The study aims to develop insights into potential challenges in implementing the UK legislation in global clothing supply chains, as well as gather examples of how the Indian clothing and textile industry is engaging with stakeholders and addressing potential issues including social and environmental challenges. The research by the University of Leeds and Goa Institute of Management is focusing on the textile clusters in Tamil Nadu which have been supplying major global brands for many years and are well established. The working population in these clusters, especially in the textile industry has seen rapid changes. The rapid economic progress of the state has meant that the local working population has moved on to higher-paying skills and they are being replaced by migrant workers, primarily from North East India. The resulting demographic changes in the workforce, dynamics of competition and increased awareness has meant that the industry has to be aware of international compliance requirements and expectations.

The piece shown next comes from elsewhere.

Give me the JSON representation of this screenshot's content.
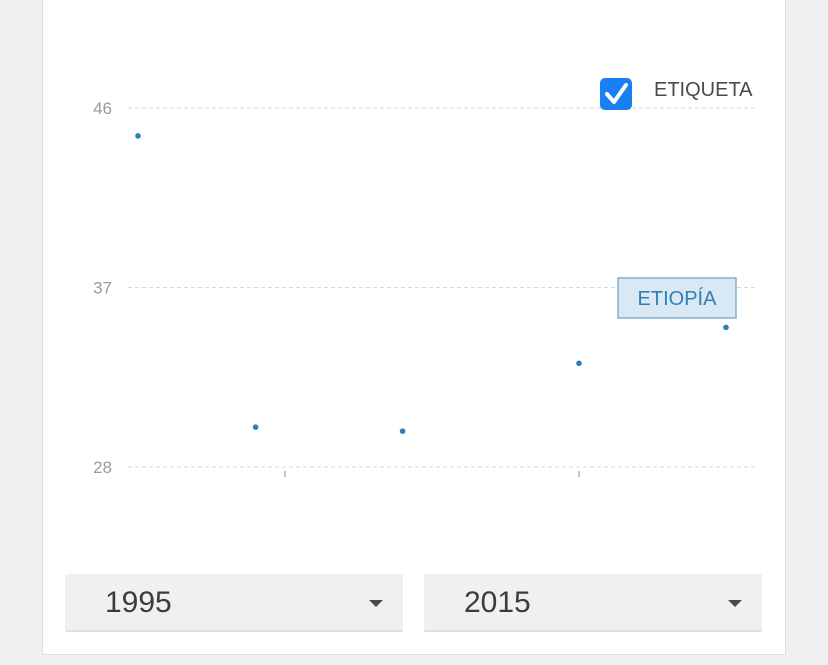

In this regard, an event is being hosted in Delhi this week. The targeted audience for this event are Government, businesses, and NGOs where team will discuss how the Modern Slavery Act (and similar legislation from other countries) has and will affect the global supply chain industries. The event is jointly delivered by the University of Leeds, the Goa Institute of Management to provide a forum for key stakeholders to voice their views and concerns and thus ensure a fair representation of their perspectives and a chance to participate in policy development.